The most significant changes in this year’s exam are a reduction in the total score from 670 to 510 and the introduction of an open-book format for the Morality and Law section. This score adjustment implies that each point holds greater value, intensifying competition among high-scoring students. Each subject’s questions will now focus more on assessing students’ core competencies and essential skills.

For example, in mathematics, the proportion of simpler questions has been reduced, and the difficulty and innovation of question types have increased. The Chinese language section emphasizes students’ foundational language skills and comprehension, encouraging them to think critically about how to use language effectively in problem-solving scenarios.

Feedback from students assessing the difficulty of the exam can be summed up in three words: “It was tough.”

Take this year’s Chinese essay prompt, for instance. Students had to choose between two topics: one focused on health and science—”Living a Healthier Life”—and the other on scientific literacy and practical life—”A Science Class.” While the topics may seem straightforward, crafting a standout essay proved challenging, with some students commenting, “I understand the topic, but writing about it was too difficult!”

This raises an intriguing question: if the current mainstream AI models were subject to the same entrance exam, what would their performance look like? Would they measure up to the so-called top students?

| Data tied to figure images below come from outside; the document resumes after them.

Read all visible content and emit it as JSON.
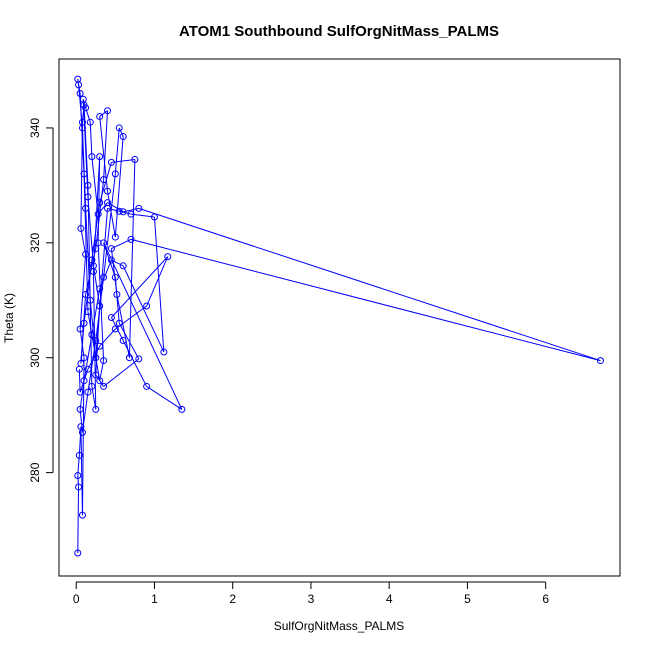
{
  "chart_data": {
    "type": "scatter",
    "title": "ATOM1 Southbound SulfOrgNitMass_PALMS",
    "xlabel": "SulfOrgNitMass_PALMS",
    "ylabel": "Theta (K)",
    "xlim": [
      -0.22,
      6.95
    ],
    "ylim": [
      262,
      352
    ],
    "x_ticks": [
      0,
      1,
      2,
      3,
      4,
      5,
      6
    ],
    "y_ticks": [
      280,
      300,
      320,
      340
    ],
    "grid": false,
    "legend": "none",
    "colors": {
      "series": "#0000ff",
      "axis": "#000000",
      "background": "#ffffff"
    },
    "series": [
      {
        "style": "points-and-lines",
        "points": [
          [
            0.02,
            266
          ],
          [
            0.03,
            277.5
          ],
          [
            0.02,
            279.5
          ],
          [
            0.04,
            283
          ],
          [
            0.06,
            288
          ],
          [
            0.08,
            272.6
          ],
          [
            0.1,
            300
          ],
          [
            0.05,
            305
          ],
          [
            0.12,
            318
          ],
          [
            0.06,
            322.5
          ],
          [
            0.08,
            341
          ],
          [
            0.1,
            344
          ],
          [
            0.15,
            330
          ],
          [
            0.2,
            295
          ],
          [
            0.25,
            291
          ],
          [
            0.22,
            315
          ],
          [
            0.3,
            335
          ],
          [
            0.28,
            320
          ],
          [
            0.35,
            299.5
          ],
          [
            0.3,
            296
          ],
          [
            0.15,
            308
          ],
          [
            0.1,
            332
          ],
          [
            0.05,
            346
          ],
          [
            0.02,
            348.5
          ],
          [
            0.03,
            347.5
          ],
          [
            0.08,
            340
          ],
          [
            0.12,
            326
          ],
          [
            0.18,
            310
          ],
          [
            0.25,
            300
          ],
          [
            0.4,
            326
          ],
          [
            0.55,
            325.5
          ],
          [
            0.7,
            325
          ],
          [
            1.0,
            324.5
          ],
          [
            1.12,
            301
          ],
          [
            0.6,
            316
          ],
          [
            0.45,
            317
          ],
          [
            0.3,
            312
          ],
          [
            0.2,
            304
          ],
          [
            0.1,
            296
          ],
          [
            0.05,
            291
          ],
          [
            0.08,
            287
          ],
          [
            0.15,
            294
          ],
          [
            0.25,
            303
          ],
          [
            0.35,
            314
          ],
          [
            0.5,
            332
          ],
          [
            0.55,
            340
          ],
          [
            0.6,
            338.5
          ],
          [
            0.5,
            321
          ],
          [
            0.4,
            329
          ],
          [
            0.3,
            342
          ],
          [
            0.4,
            343
          ],
          [
            0.35,
            331
          ],
          [
            0.25,
            319
          ],
          [
            0.12,
            311
          ],
          [
            0.06,
            299
          ],
          [
            0.1,
            306
          ],
          [
            0.2,
            317
          ],
          [
            0.3,
            327
          ],
          [
            0.45,
            334
          ],
          [
            0.75,
            334.5
          ],
          [
            0.68,
            300
          ],
          [
            0.52,
            311
          ],
          [
            0.45,
            319
          ],
          [
            0.7,
            320.6
          ],
          [
            6.7,
            299.5
          ],
          [
            0.8,
            326
          ],
          [
            0.6,
            325.4
          ],
          [
            0.4,
            327
          ],
          [
            0.28,
            325
          ],
          [
            0.2,
            335
          ],
          [
            0.18,
            341
          ],
          [
            0.12,
            343.5
          ],
          [
            0.09,
            345
          ],
          [
            0.15,
            328
          ],
          [
            0.22,
            316
          ],
          [
            0.3,
            309
          ],
          [
            0.25,
            297
          ],
          [
            0.35,
            295
          ],
          [
            0.8,
            299.8
          ],
          [
            0.55,
            306
          ],
          [
            0.5,
            314
          ],
          [
            0.35,
            320
          ],
          [
            1.35,
            291
          ],
          [
            0.9,
            295
          ],
          [
            0.6,
            303
          ],
          [
            0.45,
            307
          ],
          [
            1.17,
            317.6
          ],
          [
            0.9,
            309
          ],
          [
            0.5,
            305
          ],
          [
            0.3,
            302
          ],
          [
            0.15,
            298
          ],
          [
            0.05,
            294
          ],
          [
            0.04,
            298
          ]
        ]
      }
    ]
  }
}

To explore this, seven prominent AI models were tested on selected subjects from the 2025 Beijing Entrance Exam, providing insight into their capabilities. The subjects included second essay prompts in both Chinese and English, along with the full mathematics exam.

The competitors in this test were DeepSeek, ByteDance’s Doubao, iFlyTek’s Spark, Tongyi Qianwen, Tencent’s Hunyuan, Wenxin Yiyuan, and GPT. These models were chosen for their widespread use and relevance.

To ensure fairness, all models were disconnected from the internet and configured for deep reasoning. The methodology for scoring the essays involved inviting expert educators and examiners to evaluate the outputs. Separate panels graded the Chinese and English essays, and the average scores were used for final assessments.

The mathematics component employed two evaluation formats: image scanning and LaTeX. Scores were determined based on uniform standards, separating objective questions from subjectively graded ones. For instance, multiple-choice and fill-in-the-blank questions only considered the final answers, while more complex problems were graded based on step-by-step solutions.

Examining the results reveals notable trends in performance across all tested models:

Mathematics:
The analysis of the mathematics scores demonstrated that iFlyTek’s Spark, Doubao, and GPT ranked the highest, scoring over 85 points. In contrast, Tongyi Qianwen, Wenxin Yiyuan, and DeepSeek ranked lower, with scores of 73, 68, and 63, respectively. DeepSeek faced significant challenges due to image recognition issues, which directly impacted its performance.

Chinese Writing:
In terms of essay writing, all AI models scored between 81-94% on a standard scale, with average scores around 86. While all models showed significant writing capability, the nuances in detail and emotional expression highlighted some differences. iFlyTek’s Spark stood out for its ability to present profound themes smoothly and coherently.

English Writing:
The English essays displayed a larger range in scores, from 7 to a perfect 10. iFlyTek’s Spark achieved the highest score, demonstrating strong thematic coverage and detail. In contrast, GPT fell short of expectations, scoring only 7.5 points despite covering all main points.

Overall, these tests showcase that AI models have advanced significantly beyond being mere text generators; they are now capable of producing thoughtful, reasoned responses. The results challenge students to transition from rote memorization and mechanical practices to more integrated, thoughtful approaches to learning.

This examination serves as an invitation to rethink educational engagement amid rapid technological changes. The potential collaboration between humans and AI promises to create a new chapter in learning, pushing the boundaries of creativity and understanding.